Adrian Mole: The Cappuccino Years is the fifth book in the Adrian Mole series, written by Sue Townsend. The book was first published in 1999 by Michael Joseph. It is set from 30 April 1997 (the run up to Pandora's election as MP) until 2 May 1998. Adrian is 30 years of age. The book was made into a TV series that aired in 2001.

==Plot summary==
Adrian is the Head Chef in a top Soho restaurant, and currently lives in the upstairs room of the restaurant; the rest of his family live in Ashby-de-la-Zouch. He is estranged from his wife Jo Jo, a Nigerian woman who has returned to her home country following their separation, and they are in the middle of a divorce. The real love of Adrian's life is, as ever, Pandora, who is now standing for Labour MP of Ashby-de-la-Zouch. Pandora's full name is revealed as Pandora Louise Elizabeth Braithwaite in the novel.

Adrian's father has no job, his mother is suspected of being involved with Pandora's father physically, his sister, Rosie, is a victim of culture – piercings, unprotected sex etc. and as a result gets pregnant and decides to have an abortion.

Adrian also has a son with Jo Jo, William, who is three and idolises Jeremy Clarkson.
Pandora becomes a Labour MP, Adrian finally achieves a degree of media exposure when he is offered a job as a TV chef, and accepts when he hears the pay. Adrian does the TV shows, but gets upstaged by his co-host, Dev Singh. Adrian gets sacked from the restaurant, as it is being turned into an oxygen bar and then moves home to live with his family.

Pandora's father moves in with Adrian's mother, with whom he is having an affair, and Adrian's father moves in with Pandora's mother. Adrian's father and Pandora's mother then start an affair. Adrian is commissioned to write a book to go with the TV show, but fails, and is facing lifetime debt, but luckily, his mother writes it for him.

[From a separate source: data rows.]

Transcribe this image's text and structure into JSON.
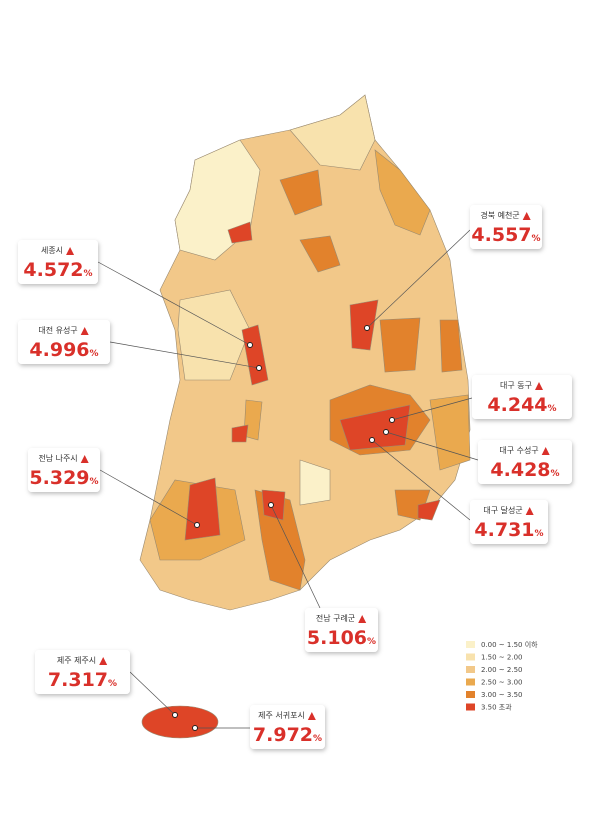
{
  "callouts": [
    {
      "name": "경북 예천군",
      "value": "4.557",
      "unit": "%"
    },
    {
      "name": "세종시",
      "value": "4.572",
      "unit": "%"
    },
    {
      "name": "대전 유성구",
      "value": "4.996",
      "unit": "%"
    },
    {
      "name": "대구 동구",
      "value": "4.244",
      "unit": "%"
    },
    {
      "name": "대구 수성구",
      "value": "4.428",
      "unit": "%"
    },
    {
      "name": "대구 달성군",
      "value": "4.731",
      "unit": "%"
    },
    {
      "name": "전남 나주시",
      "value": "5.329",
      "unit": "%"
    },
    {
      "name": "전남 구례군",
      "value": "5.106",
      "unit": "%"
    },
    {
      "name": "제주 제주시",
      "value": "7.317",
      "unit": "%"
    },
    {
      "name": "제주 서귀포시",
      "value": "7.972",
      "unit": "%"
    }
  ],
  "legend": [
    {
      "label": "0.00 ~ 1.50 이하",
      "color": "#fbf1c9"
    },
    {
      "label": "1.50 ~ 2.00",
      "color": "#f8e2ad"
    },
    {
      "label": "2.00 ~ 2.50",
      "color": "#f2c889"
    },
    {
      "label": "2.50 ~ 3.00",
      "color": "#eaa94e"
    },
    {
      "label": "3.00 ~ 3.50",
      "color": "#e2822c"
    },
    {
      "label": "3.50 초과",
      "color": "#de4527"
    }
  ]
}
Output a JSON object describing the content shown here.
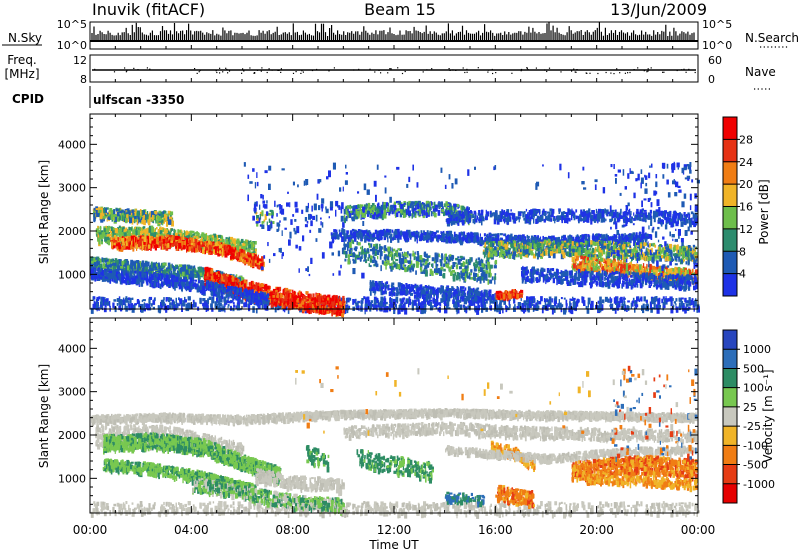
{
  "header": {
    "station": "Inuvik (fitACF)",
    "beam": "Beam 15",
    "date": "13/Jun/2009"
  },
  "panels": {
    "nsky": {
      "label": "N.Sky",
      "left_ticks": [
        "10^5",
        "10^0"
      ],
      "right_label": "N.Search",
      "right_ticks": [
        "10^5",
        "10^0"
      ]
    },
    "freq": {
      "label_line1": "Freq.",
      "label_line2": "[MHz]",
      "left_ticks": [
        "12",
        "8"
      ],
      "right_label": "Nave",
      "right_ticks": [
        "60",
        "0"
      ]
    },
    "cpid": {
      "label": "CPID",
      "value": "ulfscan -3350"
    }
  },
  "chart_data": [
    {
      "type": "heatmap",
      "title": "",
      "ylabel": "Slant Range [km]",
      "ylim": [
        200,
        4700
      ],
      "yticks": [
        1000,
        2000,
        3000,
        4000
      ],
      "xlabel": "",
      "xlim": [
        "00:00",
        "24:00"
      ],
      "colorbar": {
        "label": "Power [dB]",
        "ticks": [
          4,
          8,
          12,
          16,
          20,
          24,
          28
        ],
        "range": [
          0,
          32
        ],
        "colors": [
          "#1e32e6",
          "#1e5ab4",
          "#2d8c6e",
          "#6ebe4b",
          "#f0b428",
          "#f07d14",
          "#e63214",
          "#f00000"
        ]
      }
    },
    {
      "type": "heatmap",
      "title": "",
      "ylabel": "Slant Range [km]",
      "ylim": [
        200,
        4700
      ],
      "yticks": [
        1000,
        2000,
        3000,
        4000
      ],
      "xlabel": "Time UT",
      "xlim": [
        "00:00",
        "24:00"
      ],
      "xticks": [
        "00:00",
        "04:00",
        "08:00",
        "12:00",
        "16:00",
        "20:00",
        "00:00"
      ],
      "colorbar": {
        "label": "Velocity [m s⁻¹]",
        "ticks": [
          "1000",
          "500",
          "100",
          "25",
          "-25",
          "-100",
          "-500",
          "-1000"
        ],
        "colors": [
          "#2846be",
          "#2d6eb9",
          "#2d8c64",
          "#78c850",
          "#c8c8be",
          "#f0b428",
          "#f07d14",
          "#e63c14",
          "#e60000"
        ]
      }
    }
  ]
}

Adrian discovers he is father to another son, the disruptive Glenn Bott. Archie Tait, an old man with whom Adrian is acquainted, dies and leaves Adrian his house. Adrian, William and Glenn move in together. Adrian then employs a (mentally unstable) special needs teacher for Glenn, Eleanor Flood, who becomes infatuated with Adrian but holds no appeal for Adrian at all and ultimately sets fire to Archie's old house, after Pandora spends a night there. The uninsured house is completely destroyed, leaving him and his sons homeless. One of the few things recovered from the wreckage of the house is Glenn's diary, containing pages idolising Adrian.